My brother in law, a very adept technology user, didn't give a second thought to using the DSL connection to keep up with his demanding work load as the COO of an advertising/market development company.
Big Pond are very efficient in keeping users advised by email of the usage on their low download inclusion DSL plans and the included 400 mb limit disappeared in the first hour Richard used the connection and soon the advices were telling my father in law that his excess usage bill was over $400.00 - all racked up in less than 3 days. (financially it was no burden as Richard paid for the excess).
As my father in law now keeps in touch with Richard via skype video phone and is beginning to use other more download hungry applications we decided to churn him to an Exetel plan and this caused us to look at his current Telstra 1500/256 plan whch was $39.95 including 400 mb of download.
He has had that plan for a while and has never exceeded the 400 mb so it was a pretty good deal for a low volume user who are the vast majority of current ADSL users.
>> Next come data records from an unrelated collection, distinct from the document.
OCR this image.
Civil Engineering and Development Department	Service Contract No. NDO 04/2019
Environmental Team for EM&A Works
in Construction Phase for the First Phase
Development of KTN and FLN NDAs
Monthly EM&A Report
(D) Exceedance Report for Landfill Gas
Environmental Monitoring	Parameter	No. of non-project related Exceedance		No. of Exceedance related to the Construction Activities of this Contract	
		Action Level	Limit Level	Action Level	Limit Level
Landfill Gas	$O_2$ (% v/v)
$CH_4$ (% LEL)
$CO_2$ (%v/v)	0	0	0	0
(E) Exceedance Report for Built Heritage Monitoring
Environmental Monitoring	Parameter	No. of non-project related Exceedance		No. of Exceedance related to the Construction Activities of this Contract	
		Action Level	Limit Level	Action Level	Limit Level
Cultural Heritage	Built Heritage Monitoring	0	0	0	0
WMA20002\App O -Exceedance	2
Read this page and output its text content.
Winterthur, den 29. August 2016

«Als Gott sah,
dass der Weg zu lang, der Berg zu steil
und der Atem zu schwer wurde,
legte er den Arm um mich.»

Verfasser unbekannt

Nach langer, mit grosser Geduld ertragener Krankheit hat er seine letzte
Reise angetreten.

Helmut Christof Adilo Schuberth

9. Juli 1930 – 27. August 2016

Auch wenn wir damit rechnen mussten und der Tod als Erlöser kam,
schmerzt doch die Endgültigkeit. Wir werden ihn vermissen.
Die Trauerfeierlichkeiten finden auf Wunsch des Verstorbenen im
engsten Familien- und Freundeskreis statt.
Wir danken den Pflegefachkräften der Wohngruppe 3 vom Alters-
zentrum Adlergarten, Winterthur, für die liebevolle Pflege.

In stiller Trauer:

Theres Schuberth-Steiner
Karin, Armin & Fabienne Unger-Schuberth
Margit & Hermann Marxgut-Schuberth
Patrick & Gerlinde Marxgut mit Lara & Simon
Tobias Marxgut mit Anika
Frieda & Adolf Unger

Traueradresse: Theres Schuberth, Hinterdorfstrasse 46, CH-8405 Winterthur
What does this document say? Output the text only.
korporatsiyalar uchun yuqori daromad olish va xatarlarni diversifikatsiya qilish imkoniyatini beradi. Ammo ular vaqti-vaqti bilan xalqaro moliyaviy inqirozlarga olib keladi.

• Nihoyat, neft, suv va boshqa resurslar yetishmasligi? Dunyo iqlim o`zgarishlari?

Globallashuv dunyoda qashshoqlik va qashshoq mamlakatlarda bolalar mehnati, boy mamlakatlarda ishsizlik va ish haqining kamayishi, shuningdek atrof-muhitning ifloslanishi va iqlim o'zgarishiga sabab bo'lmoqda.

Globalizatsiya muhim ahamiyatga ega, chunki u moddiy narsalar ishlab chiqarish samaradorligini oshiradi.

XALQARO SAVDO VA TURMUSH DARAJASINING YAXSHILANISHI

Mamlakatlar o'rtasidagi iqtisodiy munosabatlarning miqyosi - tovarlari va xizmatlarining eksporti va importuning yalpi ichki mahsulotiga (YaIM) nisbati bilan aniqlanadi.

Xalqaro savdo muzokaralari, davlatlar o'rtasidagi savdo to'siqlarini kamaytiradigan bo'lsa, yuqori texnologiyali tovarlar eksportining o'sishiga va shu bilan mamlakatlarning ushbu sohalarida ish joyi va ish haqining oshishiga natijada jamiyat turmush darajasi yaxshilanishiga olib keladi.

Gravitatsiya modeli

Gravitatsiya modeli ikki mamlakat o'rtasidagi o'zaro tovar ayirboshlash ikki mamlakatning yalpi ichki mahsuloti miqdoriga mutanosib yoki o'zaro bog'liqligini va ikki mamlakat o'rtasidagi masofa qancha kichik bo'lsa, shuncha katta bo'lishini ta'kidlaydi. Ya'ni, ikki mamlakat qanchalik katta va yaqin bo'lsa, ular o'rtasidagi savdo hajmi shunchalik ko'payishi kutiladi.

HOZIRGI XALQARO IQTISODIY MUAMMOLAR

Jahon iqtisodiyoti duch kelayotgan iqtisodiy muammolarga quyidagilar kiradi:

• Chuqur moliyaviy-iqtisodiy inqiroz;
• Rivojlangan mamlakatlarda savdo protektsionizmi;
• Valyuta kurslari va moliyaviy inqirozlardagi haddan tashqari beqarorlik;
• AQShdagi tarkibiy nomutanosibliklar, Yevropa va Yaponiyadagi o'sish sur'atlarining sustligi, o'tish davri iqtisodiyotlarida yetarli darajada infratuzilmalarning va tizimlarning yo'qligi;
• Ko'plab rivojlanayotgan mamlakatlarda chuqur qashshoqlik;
In fact its a deal that a Telstra Wholesale customer can't match - and that's without taking in to consideration that Big Pond gave him a free modem and a no cost install.
Exetel pay Telstra Wholesale $36.30 for the 1500/256 monthly port rental and $3.95 would barely cover the cost of 400 mb of ingress/egress and connectivity bandwidth and one support call a year. It certainly wouldn't allow the recovery of the $88.00 set up fee and the $40.00 or so cost of a free modem and courier delivery.
I suppose if the pricing is based on one major downoad mistake/excess per year it could be made workable but it's a difficult concept to put in place for a small ISP.